Joe – and definitely Melanie – remember that John was gone in the hardest, early days because Joe got sick just as John’s career was taking off. “We never sat down and had a heart-to-heart about it. Should have as kids, but we didn’t. Twenty-seven is too late to go back over childhood events,” says Joe.
But of course it isn’t – especially when you can unite on a joint project instead of meeting each other directly. Over the weeks and months of the lessons and on-camera conversations, individually and together, an unexpectedly affecting portrait of their relationship—past (“Yelling and anger,” says Melanie, “of fear”), present, and hint of the future—emerges. .
It’s the feeling that the yelling, the anger and the fear have disappeared rather than being purged or processed. Like most families faced with sudden illness or disability, they did the best they could in a crisis with the tools at their disposal, putting everything into finding a diagnosis—which took years—and trying to adjust each time a new piece of the puzzle arrived. in place.

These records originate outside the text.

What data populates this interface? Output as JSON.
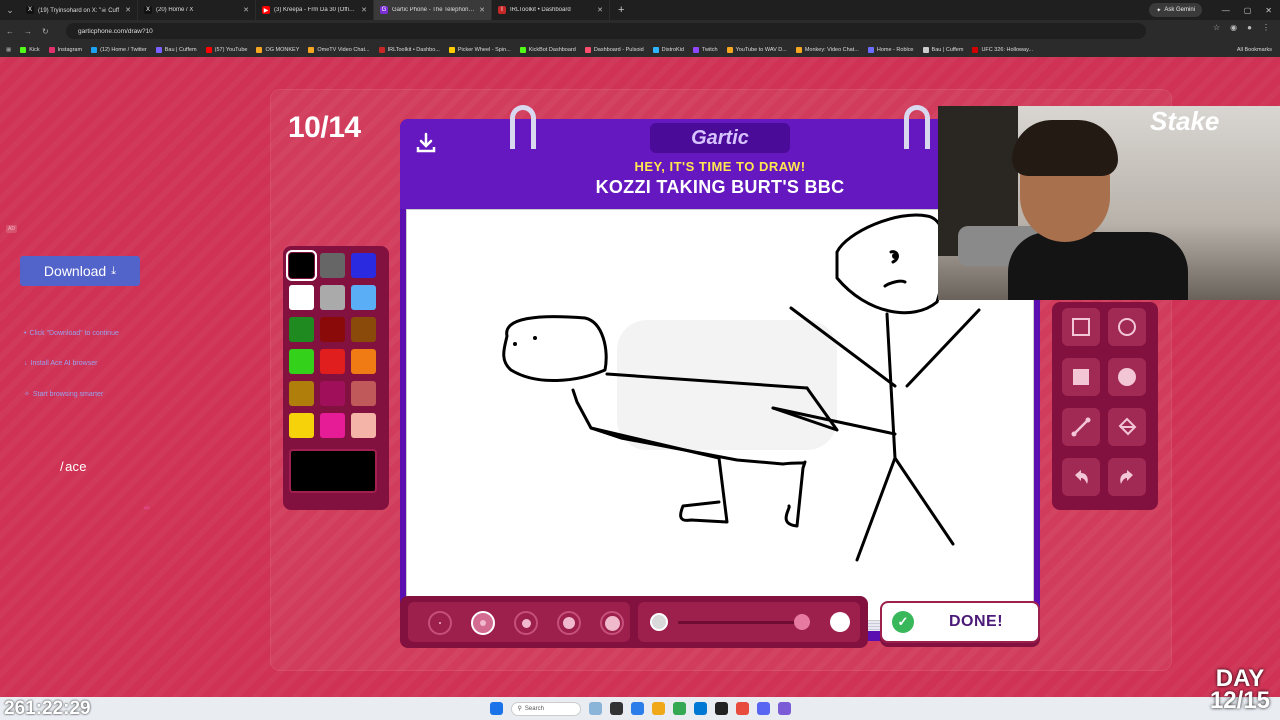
{
  "browser": {
    "tabs": [
      {
        "title": "(19) Tryinsohard on X: \"☠ Cuff",
        "color": "#111111",
        "glyph": "X",
        "active": false
      },
      {
        "title": "(20) Home / X",
        "color": "#111111",
        "glyph": "X",
        "active": false
      },
      {
        "title": "(3) Kreepa - Frm Da 30 (Official",
        "color": "#ff0000",
        "glyph": "▶",
        "active": false
      },
      {
        "title": "Gartic Phone - The Telephone G",
        "color": "#7b2fd6",
        "glyph": "G",
        "active": true
      },
      {
        "title": "IRLToolkit • Dashboard",
        "color": "#c62828",
        "glyph": "I",
        "active": false
      }
    ],
    "ask_button": "Ask Gemini",
    "url": "garticphone.com/draw?10",
    "bookmarks": [
      {
        "label": "Kick",
        "color": "#53fc18"
      },
      {
        "label": "Instagram",
        "color": "#e1306c"
      },
      {
        "label": "(12) Home / Twitter",
        "color": "#1da1f2"
      },
      {
        "label": "Bau | Cuffem",
        "color": "#7b61ff"
      },
      {
        "label": "(57) YouTube",
        "color": "#ff0000"
      },
      {
        "label": "OG MONKEY",
        "color": "#f5a623"
      },
      {
        "label": "OmeTV Video Chat...",
        "color": "#f5a623"
      },
      {
        "label": "IRLToolkit • Dashbo...",
        "color": "#c62828"
      },
      {
        "label": "Picker Wheel - Spin...",
        "color": "#ffcc00"
      },
      {
        "label": "KickBot Dashboard",
        "color": "#53fc18"
      },
      {
        "label": "Dashboard - Pulsoid",
        "color": "#ff4d6d"
      },
      {
        "label": "DistroKid",
        "color": "#2fb4ff"
      },
      {
        "label": "Twitch",
        "color": "#9146ff"
      },
      {
        "label": "YouTube to WAV D...",
        "color": "#f5a623"
      },
      {
        "label": "Monkey: Video Chat...",
        "color": "#f5a623"
      },
      {
        "label": "Home - Roblox",
        "color": "#6c6cff"
      },
      {
        "label": "Bau | Cuffem",
        "color": "#cccccc"
      },
      {
        "label": "UFC 326: Holloway...",
        "color": "#d40000"
      }
    ],
    "all_bookmarks": "All Bookmarks"
  },
  "ad": {
    "badge": "AD",
    "download_label": "Download",
    "steps": [
      {
        "icon": "•",
        "text": "Click \"Download\" to continue"
      },
      {
        "icon": "↓",
        "text": "Install Ace AI browser"
      },
      {
        "icon": "✧",
        "text": "Start browsing smarter"
      }
    ],
    "logo": "/ ace",
    "small": "AD"
  },
  "game": {
    "counter": "10/14",
    "brand": "Gartic",
    "prompt_sub": "HEY, IT'S TIME TO DRAW!",
    "prompt_main": "KOZZI TAKING BURT'S BBC",
    "done_label": "DONE!",
    "palette": [
      "#000000",
      "#666666",
      "#2a2ae0",
      "#ffffff",
      "#aaaaaa",
      "#5aaef5",
      "#1f8a1f",
      "#8a0a0a",
      "#8a4a0a",
      "#33d11a",
      "#e01e1e",
      "#f07a14",
      "#b07e0a",
      "#a0105a",
      "#c05a5a",
      "#f5d20a",
      "#e51c96",
      "#f5b4a8"
    ],
    "selected_color": "#000000",
    "brush_sizes": [
      2,
      6,
      9,
      12,
      15
    ],
    "selected_brush": 1,
    "opacity_level": 0.95
  },
  "overlay": {
    "sign": "Stake",
    "timer": "261:22:29",
    "day_line1": "DAY",
    "day_line2": "12/15"
  },
  "taskbar": {
    "search": "Search"
  }
}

Joe’s youth, when he would undoubtedly have butted heads with his father anyway, and John’s career added its own complications. Only now does the family—whose love for each other is unspoken but palpable throughout—have the mental and emotional resources to look around and see if a new set of tools might serve them better.
John and Joe’s first BSL lesson brings their first laugh together. They are both embarrassed by the facial expression required to follow signing. But Joe is fascinated by the self-assured uncertainty of their deaf teacher, Bob. “He has a good vibe. It was nice to see. Because I’m not proud of not hearing very well, to tell you the truth.” When John stands slightly behind him, he looks stricken. “Maybe,” he says later, without Joe, “if someone had given us a positive message earlier, we wouldn’t have done the things we’ve done … We can’t get those lost years back.”
While we see Joe getting involved via Bob and a Deaf pub night (“The image I’ve had of hearing loss isn’t people in a pub,” he says, looking around at all the young people, signing people in wonder) and a deaf football team, becomes program a study not just of a family’s dynamics, but of broader cultural attitudes, of how much disability is socially constructed and how much power we have to embrace or reject different messages.
My advance copy doesn’t include footage of the signed gig John eventually does, but that doesn’t matter. Here the personal – honest, open, clear testimony – gives way to petty politics to produce an uplifting, thought-provoking piece that makes absolutely everyone involved proud.